Serephone stepped back, nodding at Hatcher, and kept her knowledge to herself. So, she wasn’t looking for just a rich man, but a rich man with access to magic—or, who knew magic himself.
They spoke to each prisoner, gathering snippets of mostly contradictory information. Opinions, impressions, a few offering information on places, where snatched girls might be sold. She filed all the place names away in the back of her mind, a plan forming, as she and Hatcher moved back down the hallway and discussed the latest information.
“Do you believe them?” he asked.
“They have every reason to lie.”
“But, you believe them.”
“Yes.”
Of course, she’d been hoping for a name—an address would have been nice. Maybe even an engraved card of introduction. But she had enough to at least begin her hunt.
“Let’s get out of here before we’re both missed.”
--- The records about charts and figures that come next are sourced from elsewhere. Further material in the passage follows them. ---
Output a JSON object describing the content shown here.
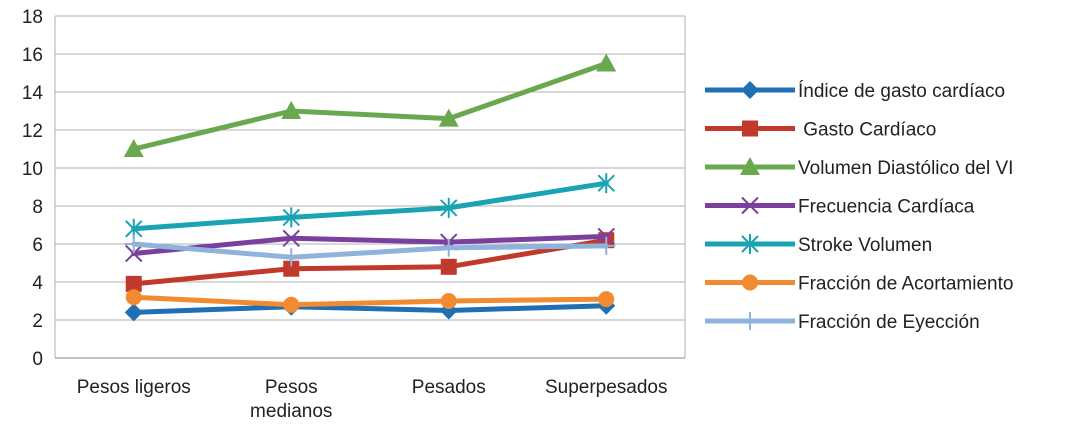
{
  "chart_data": {
    "type": "line",
    "categories": [
      [
        "Pesos ligeros"
      ],
      [
        "Pesos",
        "medianos"
      ],
      [
        "Pesados"
      ],
      [
        "Superpesados"
      ]
    ],
    "ylim": [
      0,
      18
    ],
    "yticks": [
      "0",
      "2",
      "4",
      "6",
      "8",
      "10",
      "12",
      "14",
      "16",
      "18"
    ],
    "grid": true,
    "legend_position": "right",
    "series": [
      {
        "name": "Índice de gasto cardíaco",
        "color": "#1f6fb4",
        "marker": "diamond",
        "values": [
          2.4,
          2.7,
          2.5,
          2.75
        ]
      },
      {
        "name": " Gasto Cardíaco",
        "color": "#c0392b",
        "marker": "square",
        "values": [
          3.9,
          4.7,
          4.8,
          6.2
        ]
      },
      {
        "name": "Volumen Diastólico del VI",
        "color": "#6aa84f",
        "marker": "triangle",
        "values": [
          11.0,
          13.0,
          12.6,
          15.5
        ]
      },
      {
        "name": "Frecuencia Cardíaca",
        "color": "#7b3f9e",
        "marker": "x",
        "values": [
          5.5,
          6.3,
          6.1,
          6.4
        ]
      },
      {
        "name": "Stroke Volumen",
        "color": "#1aa3b5",
        "marker": "asterisk",
        "values": [
          6.8,
          7.4,
          7.9,
          9.2
        ]
      },
      {
        "name": "Fracción de Acortamiento",
        "color": "#f28a30",
        "marker": "circle",
        "values": [
          3.2,
          2.8,
          3.0,
          3.1
        ]
      },
      {
        "name": "Fracción de Eyección",
        "color": "#8fb3dc",
        "marker": "plus",
        "values": [
          6.0,
          5.3,
          5.8,
          5.9
        ]
      }
    ]
  }
}
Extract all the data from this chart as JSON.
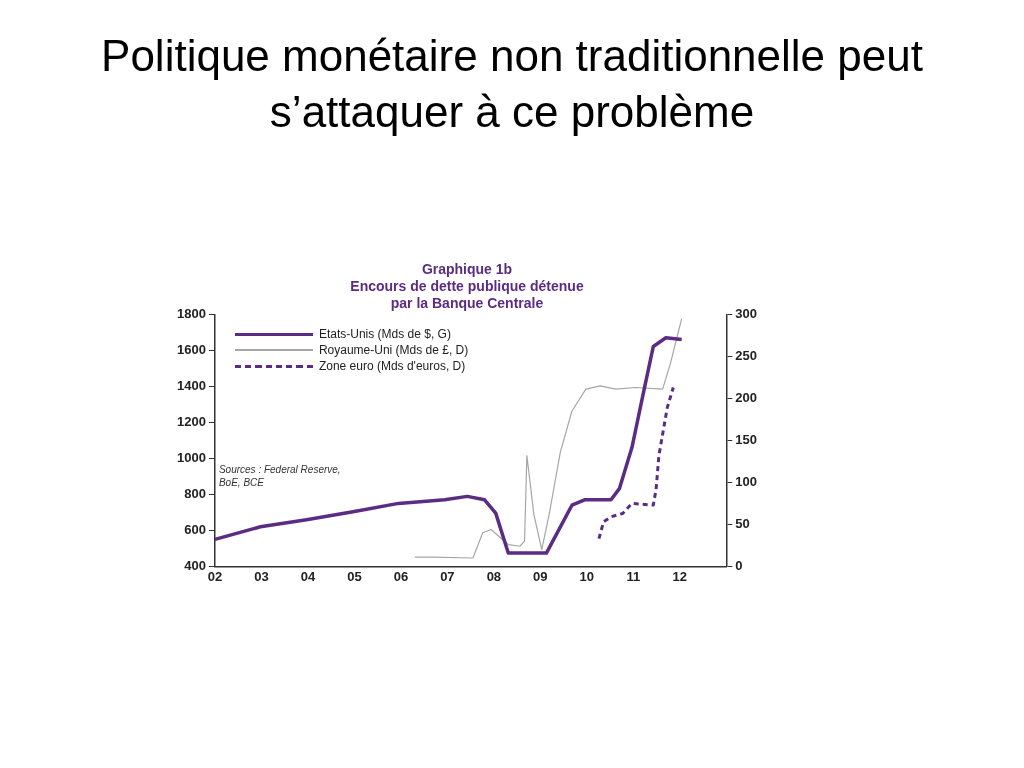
{
  "chart_data": {
    "type": "line",
    "title": "Politique monétaire non traditionnelle peut s’attaquer à ce problème",
    "subtitle": "Graphique 1b\nEncours de dette publique détenue\npar la Banque Centrale",
    "annotations": [
      "Sources : Federal Reserve,\nBoE, BCE"
    ],
    "xlim": [
      2002,
      2013
    ],
    "xticks": [
      {
        "value": 2002,
        "label": "02"
      },
      {
        "value": 2003,
        "label": "03"
      },
      {
        "value": 2004,
        "label": "04"
      },
      {
        "value": 2005,
        "label": "05"
      },
      {
        "value": 2006,
        "label": "06"
      },
      {
        "value": 2007,
        "label": "07"
      },
      {
        "value": 2008,
        "label": "08"
      },
      {
        "value": 2009,
        "label": "09"
      },
      {
        "value": 2010,
        "label": "10"
      },
      {
        "value": 2011,
        "label": "11"
      },
      {
        "value": 2012,
        "label": "12"
      }
    ],
    "ylim": [
      400,
      1800
    ],
    "yticks": [
      400,
      600,
      800,
      1000,
      1200,
      1400,
      1600,
      1800
    ],
    "y2lim": [
      0,
      300
    ],
    "y2ticks": [
      0,
      50,
      100,
      150,
      200,
      250,
      300
    ],
    "grid": false,
    "legend": "top left",
    "marker": "none",
    "series": [
      {
        "name": "Etats-Unis (Mds de $, G)",
        "color": "#5b2c83",
        "line_style": "solid",
        "x": [
          2002,
          2002.98,
          2003.97,
          2004.97,
          2005.95,
          2006.94,
          2007.43,
          2007.8,
          2008.04,
          2008.31,
          2009.13,
          2009.68,
          2009.95,
          2010.52,
          2010.7,
          2010.97,
          2011.22,
          2011.43,
          2011.7,
          2012.04
        ],
        "values": [
          550,
          620,
          659,
          704,
          750,
          770,
          789,
          770,
          696,
          474,
          474,
          740,
          770,
          770,
          832,
          1060,
          1368,
          1622,
          1670,
          1660
        ]
      },
      {
        "name": "Royaume-Uni (Mds de £, D)",
        "color": "#a6a6a6",
        "axis": "y2",
        "line_style": "solid",
        "x": [
          2006.3,
          2006.67,
          2007.55,
          2007.76,
          2007.94,
          2008.31,
          2008.56,
          2008.66,
          2008.71,
          2008.86,
          2009.03,
          2009.19,
          2009.43,
          2009.68,
          2009.98,
          2010.29,
          2010.62,
          2011.04,
          2011.63,
          2011.8,
          2012.04
        ],
        "values": [
          11,
          11,
          10,
          40,
          44,
          26,
          24,
          30,
          132,
          62,
          20,
          62,
          136,
          185,
          211,
          215,
          211,
          213,
          211,
          242,
          295
        ]
      },
      {
        "name": "Zone euro (Mds d'euros, D)",
        "color": "#5b2c83",
        "axis": "y2",
        "line_style": "dashed",
        "x": [
          2010.26,
          2010.36,
          2010.52,
          2010.77,
          2010.97,
          2011.43,
          2011.49,
          2011.55,
          2011.73,
          2011.86
        ],
        "values": [
          33,
          53,
          59,
          63,
          75,
          73,
          92,
          132,
          189,
          213
        ]
      }
    ]
  }
}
They climbed up the ladder, tracking the ebb and flow of traffic in the kitchen for a lull, and then emerged from the trap door.
“The lock,” he said.
Sere shrugged. “Can only break things. Can’t fix.” She wasn’t a healer like her mother or a green thumb like Cinvarra. Her magic, so far, was only good for animating metal things and hurting people. Which was fitting, considering the sins of her father and all that.
They walked quickly down the main hall, slowing as they came closer to the ballroom.